Toute une vie sans amour, Pierlyce Arbaud

Clément Solym - 11.08.2011

Livre - toute - vie - amour


« Il a créé le buzz » dit-on de Pierlyce Arbaud. Même avec un titre si poétique qu’on le rendrait presque à Rimbaud.

Il a été comparé à Onfray, Zemmour, pour son politiquement incorrect.
Oui, sa langue est déliée. Mais si on allait plus loin, plus haut ? Si on plongeait la tête la première dans un livre qui ne laisse pas un brin d’air ? Comment en ressortirait-on ?

« Je suis laid ». Voilà comment débute ce roman écrit au scalpel, à la lame de couteau sanguinolente, à l’épine coincée dans l’épiderme. Et c’est d’ici que tout part. De cette laideur qui lui empêchera de connaître l’amour. De cette privation. Punition. Forcément alors, c’est la rage qui transparait par tous les pores de sa peau.

Après un flagrant constat de son manque d’attirance physique et ce qui s’en suit, une vie entière sans regard, séduction, sexe, souvenirs, amour !, le narrateur s’insurge devant les priorités de nos sociétés, les goûts des autres, la platitude du monde.

L’auteur ne goûte pas à la métaphysique pompeuse de l'âme. C'est écrit sans tourner autour du pot, dans un style étrangleur et revêche. On peut alors le détester, mais ce ne serait qu’un sentiment premier. Il ne faudrait pas oublier qu’on trouve des écrivains qui font tout pour se rendre antipathiques et, sous prétexte d'éviter les apitoiements que pourrait leur valoir une confession douloureuse, préfèrent se dépeindre d'emblée en mauvais garçons.

Pour Pierlyce Arbaud, écrire semble vouloir dire : ne rien laisser dans l'ombre. Sa prose jette une lumière crue sur ce que cache son limbique. Regarder au microscope le cerveau de quelqu’un n’est pas forcément une bonne idée. Ce n’est pas toujours beau à voir. C’est le risque à prendre. Le jeu de la vérité ?

Le narrateur est une sorte d’anti-héros et en cela peut-être, il appartient pleinement à sa génération. Le roman peut se lire comme le miroir de nos années actuelles, d’une époque que ne soulève aucun idéal, d’une génération qui refait le monde dans un déluge de mots et de verres, dans les nuits glauques sans lendemains et des horizons à l’air confiné où l’on mène d’improbables introspections. Le ton est toujours d’une grande ironie, sans doute parce qu’à sa manière le romancier est un fils de cette génération dont il sait exorciser les poisons.

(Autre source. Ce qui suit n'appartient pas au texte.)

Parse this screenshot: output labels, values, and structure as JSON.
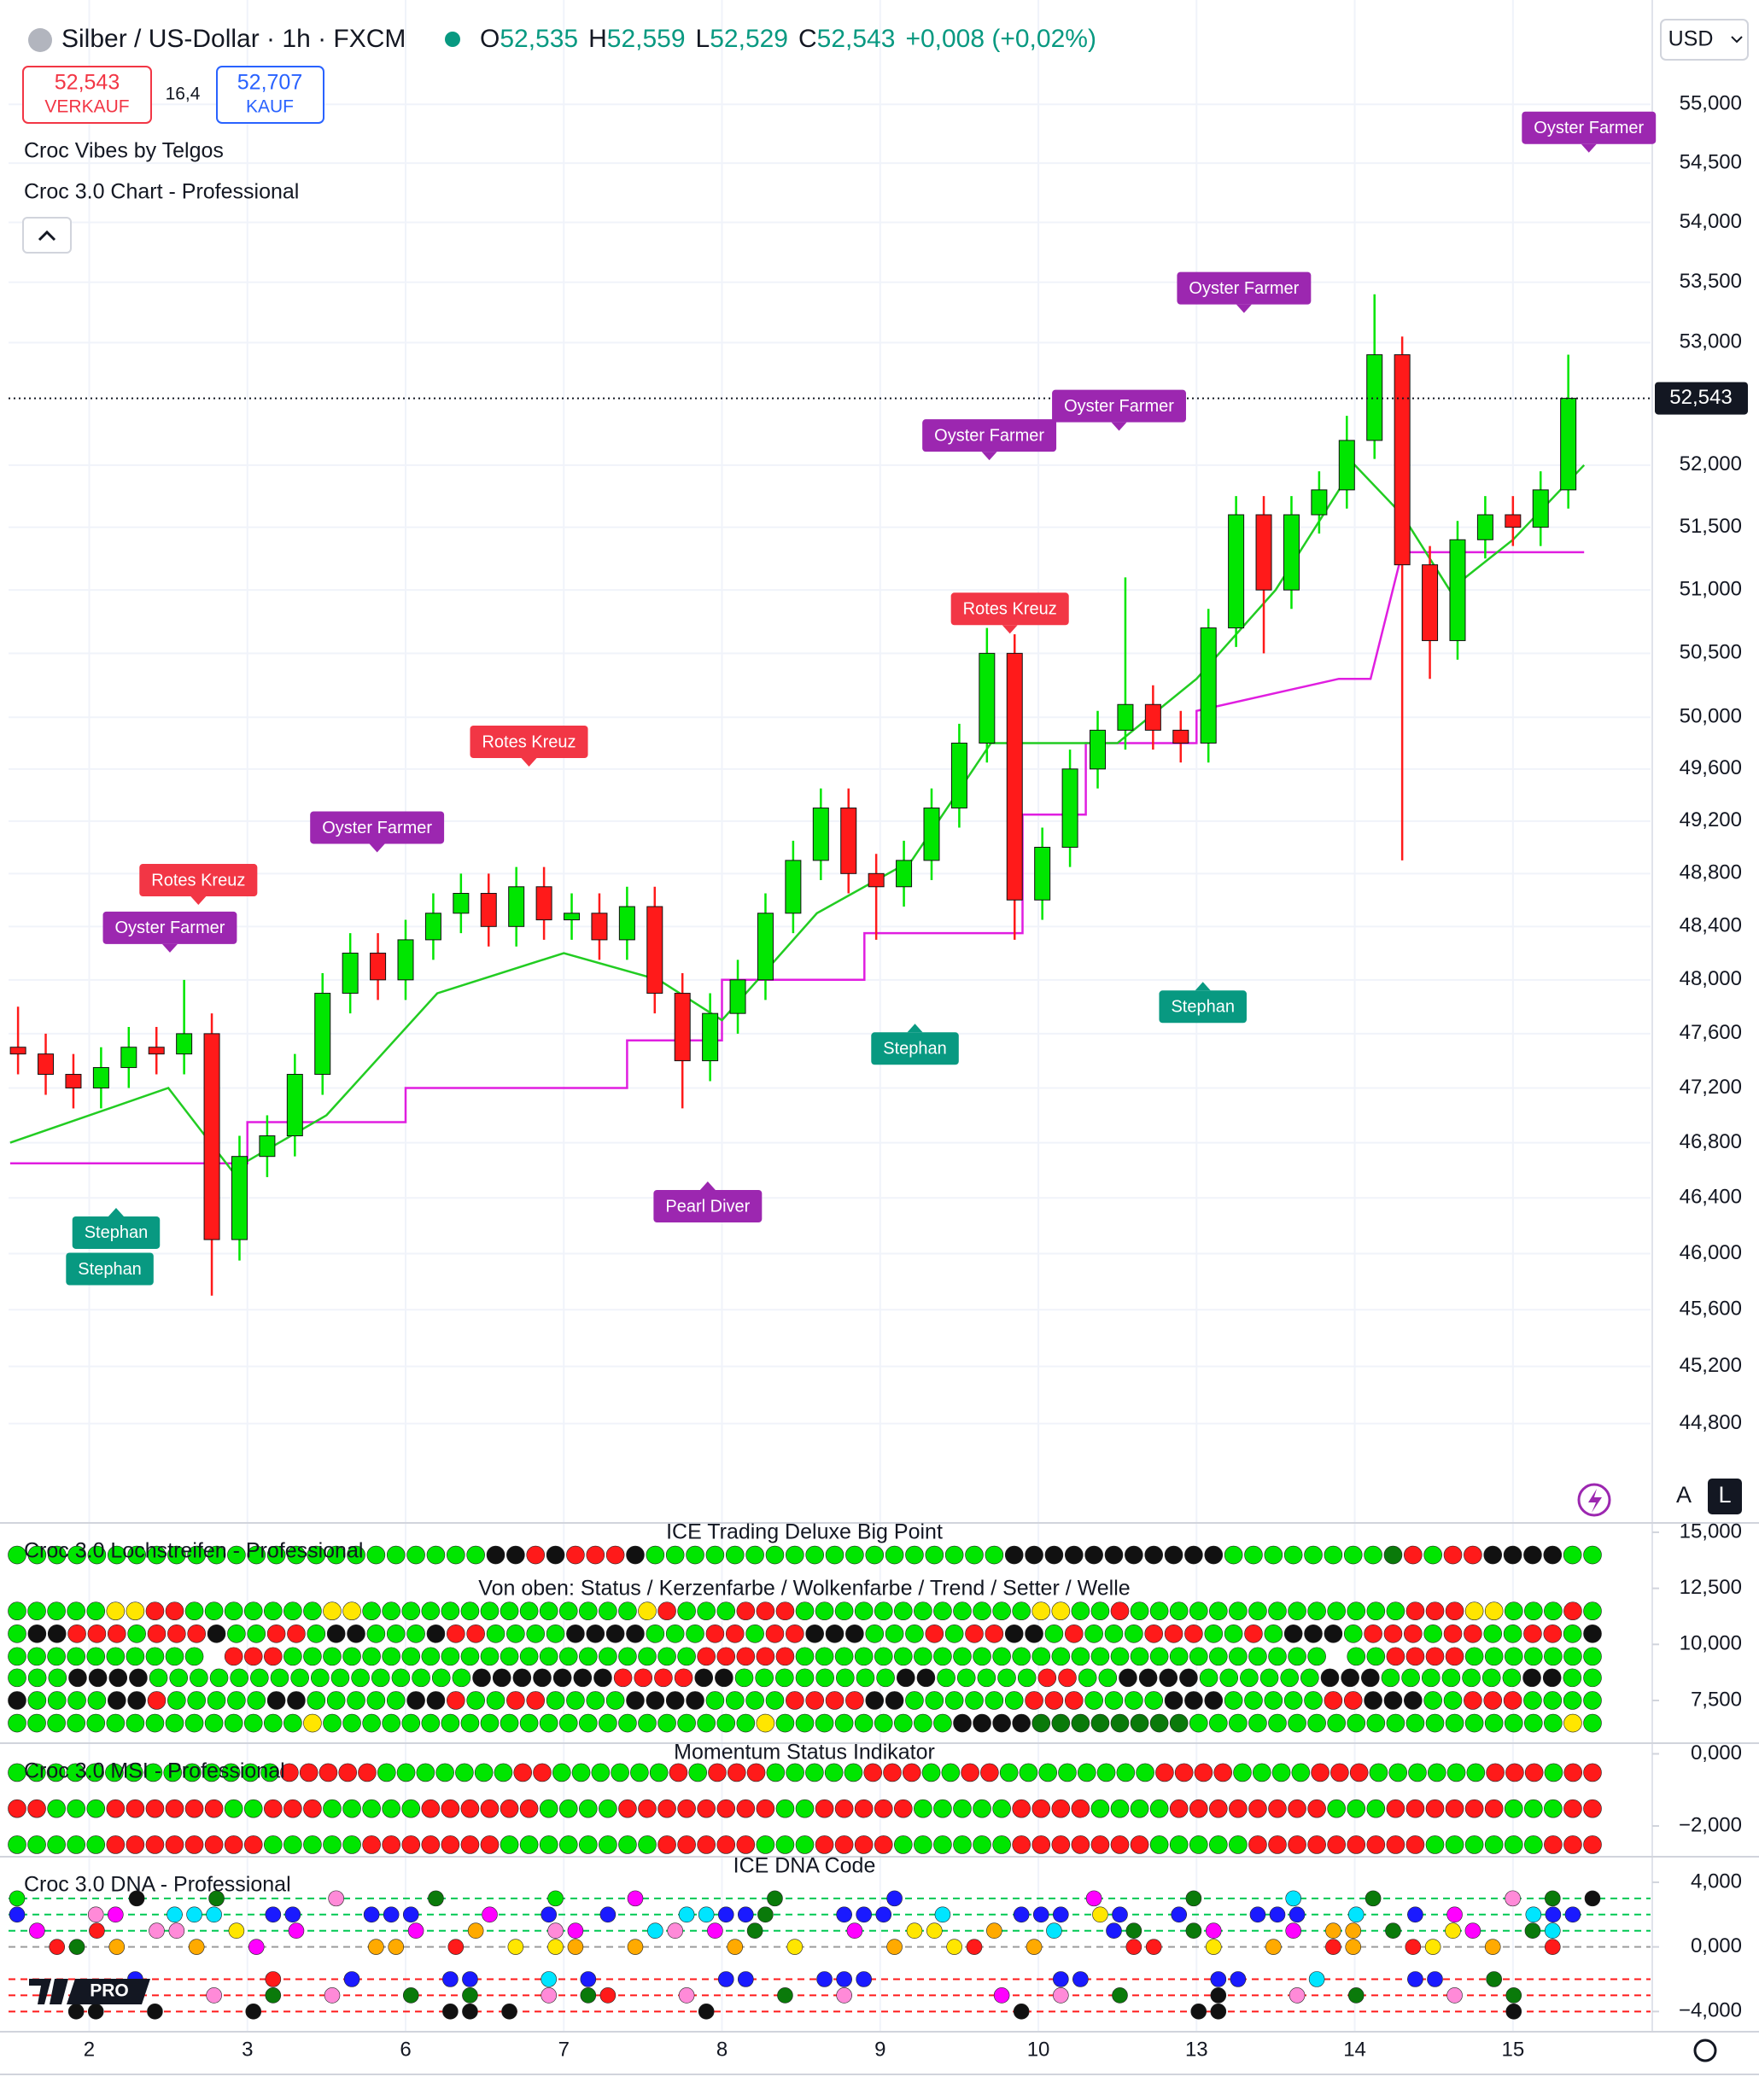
{
  "header": {
    "symbol": "Silber / US-Dollar · 1h · FXCM",
    "ohlc": [
      {
        "key": "O",
        "value": "52,535"
      },
      {
        "key": "H",
        "value": "52,559"
      },
      {
        "key": "L",
        "value": "52,529"
      },
      {
        "key": "C",
        "value": "52,543"
      }
    ],
    "change": "+0,008 (+0,02%)",
    "sell": {
      "price": "52,543",
      "label": "VERKAUF"
    },
    "spread": "16,4",
    "buy": {
      "price": "52,707",
      "label": "KAUF"
    },
    "indicators": [
      "Croc Vibes by Telgos",
      "Croc 3.0 Chart - Professional"
    ],
    "currency": "USD",
    "scale_buttons": [
      "A",
      "L"
    ],
    "logo": "PRO"
  },
  "palette": {
    "g": "#00e600",
    "r": "#ff1a1a",
    "k": "#111111",
    "y": "#ffe600",
    "d": "#0a7a0a",
    "b": "#1a1aff",
    "c": "#00e5ff",
    "m": "#ff00ff",
    "p": "#ff8ad8",
    "o": "#ffaa00"
  },
  "chart_data": [
    {
      "type": "candlestick",
      "log": true,
      "grid": true,
      "up_color": "#00e600",
      "down_color": "#ff1a1a",
      "xlim": [
        -0.51,
        9.87
      ],
      "xticks": [
        {
          "value": 0,
          "label": "2"
        },
        {
          "value": 1,
          "label": "3"
        },
        {
          "value": 2,
          "label": "6"
        },
        {
          "value": 3,
          "label": "7"
        },
        {
          "value": 4,
          "label": "8"
        },
        {
          "value": 5,
          "label": "9"
        },
        {
          "value": 6,
          "label": "10"
        },
        {
          "value": 7,
          "label": "13"
        },
        {
          "value": 8,
          "label": "14"
        },
        {
          "value": 9,
          "label": "15"
        }
      ],
      "ylim": [
        44160,
        55900
      ],
      "yticks": [
        {
          "value": 55000,
          "label": "55,000"
        },
        {
          "value": 54500,
          "label": "54,500"
        },
        {
          "value": 54000,
          "label": "54,000"
        },
        {
          "value": 53500,
          "label": "53,500"
        },
        {
          "value": 53000,
          "label": "53,000"
        },
        {
          "value": 52000,
          "label": "52,000"
        },
        {
          "value": 51500,
          "label": "51,500"
        },
        {
          "value": 51000,
          "label": "51,000"
        },
        {
          "value": 50500,
          "label": "50,500"
        },
        {
          "value": 50000,
          "label": "50,000"
        },
        {
          "value": 49600,
          "label": "49,600"
        },
        {
          "value": 49200,
          "label": "49,200"
        },
        {
          "value": 48800,
          "label": "48,800"
        },
        {
          "value": 48400,
          "label": "48,400"
        },
        {
          "value": 48000,
          "label": "48,000"
        },
        {
          "value": 47600,
          "label": "47,600"
        },
        {
          "value": 47200,
          "label": "47,200"
        },
        {
          "value": 46800,
          "label": "46,800"
        },
        {
          "value": 46400,
          "label": "46,400"
        },
        {
          "value": 46000,
          "label": "46,000"
        },
        {
          "value": 45600,
          "label": "45,600"
        },
        {
          "value": 45200,
          "label": "45,200"
        },
        {
          "value": 44800,
          "label": "44,800"
        }
      ],
      "x": [
        -0.45,
        -0.275,
        -0.1,
        0.075,
        0.25,
        0.425,
        0.6,
        0.775,
        0.95,
        1.125,
        1.3,
        1.475,
        1.65,
        1.825,
        2.0,
        2.175,
        2.35,
        2.525,
        2.7,
        2.875,
        3.05,
        3.225,
        3.4,
        3.575,
        3.75,
        3.925,
        4.1,
        4.275,
        4.45,
        4.625,
        4.8,
        4.975,
        5.15,
        5.325,
        5.5,
        5.675,
        5.85,
        6.025,
        6.2,
        6.375,
        6.55,
        6.725,
        6.9,
        7.075,
        7.25,
        7.425,
        7.6,
        7.775,
        7.95,
        8.125,
        8.3,
        8.475,
        8.65,
        8.825,
        9.0,
        9.175,
        9.35
      ],
      "open": [
        47500,
        47450,
        47300,
        47200,
        47350,
        47500,
        47450,
        47600,
        46100,
        46700,
        46850,
        47300,
        47900,
        48200,
        48000,
        48300,
        48500,
        48650,
        48400,
        48700,
        48450,
        48500,
        48300,
        48550,
        47900,
        47400,
        47750,
        48000,
        48500,
        48900,
        49300,
        48800,
        48700,
        48900,
        49300,
        49800,
        50500,
        48600,
        49000,
        49600,
        49900,
        50100,
        49900,
        49800,
        50700,
        51600,
        51000,
        51600,
        51800,
        52200,
        52900,
        51200,
        50600,
        51400,
        51600,
        51500,
        51800
      ],
      "high": [
        47800,
        47600,
        47450,
        47500,
        47650,
        47650,
        48000,
        47750,
        46850,
        47000,
        47450,
        48050,
        48350,
        48350,
        48450,
        48650,
        48800,
        48800,
        48850,
        48850,
        48650,
        48650,
        48700,
        48700,
        48050,
        47900,
        48150,
        48650,
        49050,
        49450,
        49450,
        48950,
        49050,
        49450,
        49950,
        50700,
        50650,
        49150,
        49750,
        50050,
        51100,
        50250,
        50050,
        50850,
        51750,
        51750,
        51750,
        51950,
        52400,
        53400,
        53050,
        51350,
        51550,
        51750,
        51750,
        51950,
        52900
      ],
      "low": [
        47300,
        47150,
        47050,
        47050,
        47200,
        47300,
        47300,
        45700,
        45950,
        46550,
        46700,
        47150,
        47750,
        47850,
        47850,
        48150,
        48350,
        48250,
        48250,
        48300,
        48300,
        48150,
        48150,
        47750,
        47050,
        47250,
        47600,
        47850,
        48350,
        48750,
        48650,
        48300,
        48550,
        48750,
        49150,
        49650,
        48300,
        48450,
        48850,
        49450,
        49750,
        49750,
        49650,
        49650,
        50550,
        50500,
        50850,
        51450,
        51650,
        52050,
        48900,
        50300,
        50450,
        51250,
        51350,
        51350,
        51650
      ],
      "close": [
        47450,
        47300,
        47200,
        47350,
        47500,
        47450,
        47600,
        46100,
        46700,
        46850,
        47300,
        47900,
        48200,
        48000,
        48300,
        48500,
        48650,
        48400,
        48700,
        48450,
        48500,
        48300,
        48550,
        47900,
        47400,
        47750,
        48000,
        48500,
        48900,
        49300,
        48800,
        48700,
        48900,
        49300,
        49800,
        50500,
        48600,
        49000,
        49600,
        49900,
        50100,
        49900,
        49800,
        50700,
        51600,
        51000,
        51600,
        51800,
        52200,
        52900,
        51200,
        50600,
        51400,
        51600,
        51500,
        51800,
        52543
      ],
      "last_price": {
        "value": 52543,
        "label": "52,543"
      },
      "lines": [
        {
          "color": "#e01ee0",
          "x": [
            -0.5,
            1.0,
            1.0,
            2.0,
            2.0,
            3.4,
            3.4,
            4.0,
            4.0,
            4.9,
            4.9,
            5.9,
            5.9,
            6.3,
            6.3,
            7.0,
            7.0,
            7.9,
            8.1,
            8.3,
            9.45
          ],
          "values": [
            46650,
            46650,
            46950,
            46950,
            47200,
            47200,
            47550,
            47550,
            48000,
            48000,
            48350,
            48350,
            49250,
            49250,
            49800,
            49800,
            50050,
            50300,
            50300,
            51300,
            51300
          ]
        },
        {
          "color": "#22cc22",
          "x": [
            -0.5,
            0.5,
            0.9,
            1.5,
            2.2,
            3.0,
            3.6,
            4.0,
            4.6,
            5.2,
            5.7,
            6.0,
            6.5,
            7.0,
            7.5,
            8.0,
            8.3,
            8.6,
            9.0,
            9.45
          ],
          "values": [
            46800,
            47200,
            46600,
            47000,
            47900,
            48200,
            48000,
            47700,
            48500,
            48900,
            49800,
            49800,
            49800,
            50300,
            51000,
            52000,
            51600,
            51000,
            51400,
            52000
          ]
        }
      ],
      "annotations": [
        {
          "text": "Oyster Farmer",
          "x": 9.48,
          "y": 54800,
          "color": "#9c27b0",
          "pointer": "down"
        },
        {
          "text": "Oyster Farmer",
          "x": 7.3,
          "y": 53450,
          "color": "#9c27b0",
          "pointer": "down"
        },
        {
          "text": "Oyster Farmer",
          "x": 6.51,
          "y": 52480,
          "color": "#9c27b0",
          "pointer": "down"
        },
        {
          "text": "Oyster Farmer",
          "x": 5.69,
          "y": 52240,
          "color": "#9c27b0",
          "pointer": "down"
        },
        {
          "text": "Oyster Farmer",
          "x": 1.82,
          "y": 49150,
          "color": "#9c27b0",
          "pointer": "down"
        },
        {
          "text": "Oyster Farmer",
          "x": 0.51,
          "y": 48390,
          "color": "#9c27b0",
          "pointer": "down"
        },
        {
          "text": "Rotes Kreuz",
          "x": 0.69,
          "y": 48750,
          "color": "#f23645",
          "pointer": "down"
        },
        {
          "text": "Rotes Kreuz",
          "x": 2.78,
          "y": 49810,
          "color": "#f23645",
          "pointer": "down"
        },
        {
          "text": "Rotes Kreuz",
          "x": 5.82,
          "y": 50850,
          "color": "#f23645",
          "pointer": "down"
        },
        {
          "text": "Stephan",
          "x": 0.17,
          "y": 46150,
          "color": "#089981",
          "pointer": "up"
        },
        {
          "text": "Stephan",
          "x": 0.13,
          "y": 45890,
          "color": "#089981",
          "pointer": "none"
        },
        {
          "text": "Stephan",
          "x": 5.22,
          "y": 47490,
          "color": "#089981",
          "pointer": "up"
        },
        {
          "text": "Stephan",
          "x": 7.04,
          "y": 47800,
          "color": "#089981",
          "pointer": "up"
        },
        {
          "text": "Pearl Diver",
          "x": 3.91,
          "y": 46340,
          "color": "#9c27b0",
          "pointer": "up"
        }
      ]
    },
    {
      "type": "dots",
      "title": "ICE Trading Deluxe Big Point",
      "indicator": "Croc 3.0 Lochstreifen - Professional",
      "subtitle": "Von oben: Status / Kerzenfarbe / Wolkenfarbe / Trend / Setter / Welle",
      "ylim": [
        5595,
        15417
      ],
      "yticks": [
        {
          "value": 15000,
          "label": "15,000"
        },
        {
          "value": 12500,
          "label": "12,500"
        },
        {
          "value": 10000,
          "label": "10,000"
        },
        {
          "value": 7500,
          "label": "7,500"
        }
      ],
      "rows": [
        {
          "level": 13988,
          "dots": "ggggggggggggggggggggggggkkrkrrrkggggggggggggggggggkkkkkkkkkkkggggggggdrgrrkkkkgg"
        },
        {
          "level": 11488,
          "dots": "gggggyyrrgggggggyyggggggggggggggyrgggrrrggggggggggggyyggrggggggggggggggrrryygggrg"
        },
        {
          "level": 10476,
          "dots": "gkkrrrgrrrkggrrgkkgggkrrggggkkkkgggrrgrrkkkgggrgrrkkgrgggrrrggrgkkkgrrrgrrggrrgk"
        },
        {
          "level": 9464,
          "dots": "gggggggggg.rrrgggggggggggggggggggggrrrrrggggggggggggggggggggggggggg.ggrrrrggggggg"
        },
        {
          "level": 8512,
          "dots": "gggkkkkggggggggggggggggkkkkkkkrrrrkkggggggggkkgggggrrggkkkkggggggkkkgggggggkkgg"
        },
        {
          "level": 7500,
          "dots": "kggggkkrgggggkkgggggkkrggrrggggkkkkggggrrrrkkggggggrrrggggkkkgggggrrkkkggrrrgggg"
        },
        {
          "level": 6488,
          "dots": "gggggggggggggggyggggggggggggggggggggggygggggggggkkkkddddddddgggggggggggggggggggyg"
        }
      ]
    },
    {
      "type": "dots",
      "title": "Momentum Status Indikator",
      "indicator": "Croc 3.0 MSI - Professional",
      "ylim": [
        -2852,
        296
      ],
      "yticks": [
        {
          "value": 0,
          "label": "0,000"
        },
        {
          "value": -2000,
          "label": "−2,000"
        }
      ],
      "rows": [
        {
          "level": -519,
          "dots": "ggggggggggggggrrrrrgggggggrrggggggrgrrrgggggrrrggrrggggggggrrrrggggrrrggggggrrrgrr"
        },
        {
          "level": -1519,
          "dots": "rrgggrrrrrrggrrrgggggrrrrrrggggrrrrrrrrggrrrrrgggggrrrrggggrrrrrrrrgggrrrrrrgggrr"
        },
        {
          "level": -2519,
          "dots": "gggggrrrrrrrrgggggrrrrrrrggggggggrrrrrgggrrrrggggggrrrrrrrgggggrrrrrrrrrggggggrrr"
        }
      ]
    },
    {
      "type": "dots",
      "title": "ICE DNA Code",
      "indicator": "Croc 3.0 DNA - Professional",
      "ylim": [
        -5250,
        5583
      ],
      "yticks": [
        {
          "value": 4000,
          "label": "4,000"
        },
        {
          "value": 0,
          "label": "0,000"
        },
        {
          "value": -4000,
          "label": "−4,000"
        }
      ],
      "rows": [
        {
          "level": 3000,
          "line": "#00c853",
          "dots": "g.....k...d.....p....d.....g...m......d.....b.........m....d....c...d......p.d.k"
        },
        {
          "level": 2000,
          "line": "#00c853",
          "dots": "b...pm..ccc..bb...bbb...m..b..b...ccbbd...bbb..c...bbb.yb..b...bbb..c..b.m...cbb."
        },
        {
          "level": 1000,
          "line": "#00c853",
          "dots": ".m..r..pp..y..m.....m..o...pm...cp.m.d....m..yy..o..c..bd..dm...m.oo.d..ym..dc.."
        },
        {
          "level": 0,
          "line": "#9e9e9e",
          "dots": "..rd.o...o..m.....oo..r..y.yo..o....o..y....o..yr..o....rr..y..o..ro..ry..o..r.."
        },
        {
          "level": -2000,
          "line": "#ff1a1a",
          "dots": "......b......r...b....bb...c.b......bb...bbb.........bb......bb...c....bb..d....."
        },
        {
          "level": -3000,
          "line": "#ff1a1a",
          "dots": "..........p..d..p...d..d...p.dr...p....d..p.......m..p..d....k...p..d....p..d...."
        },
        {
          "level": -4000,
          "line": "#ff1a1a",
          "dots": "...kk..k....k.........kk.k.........k...............k........kk..............k...."
        }
      ]
    }
  ]
}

Il comporte toute une diversité de fragments et de voix, il s’épanouit en une polyphonie qui rassemble des éléments aussi variés que des extraits de journal intime (on imagine), des passages plus ludiques, de courts textes qui ont la fulgurance du poème. D’autres horizons, d’autres milieux, d’autres explorations s’ouvrent, à l’instar de l’autoportrait peint à la gouache sur la couverture, qui interroge et invite à la confession.

Dans cette exploration d’une génération et d’une époque, Pierlyce Arbaud fait montre d’une belle virtuosité. Le pari romanesque de cette attitude qui le place au bord du gouffre joue pleinement, on l’accepte, même si on n’adhère pas forcément aux propos et l’intérêt du livre ne faiblit jamais. Les voix, les tons s’enchaînent, on les accompagne. Surtout, ce qui fait que l’on ne quitte plus ce roman, c’est son rythme : la construction du récit, la phrase, l’orchestration des différentes voix, le ton, tout est vif.

Rien ni personne n'est épargné. Des romanciers qui, à ce point, mettent les mots au-dessus de la vie, au mépris des conséquences que leurs écrits ont dans leur quotidien, il y en a peu. Et ce sont évidemment les plus précieux.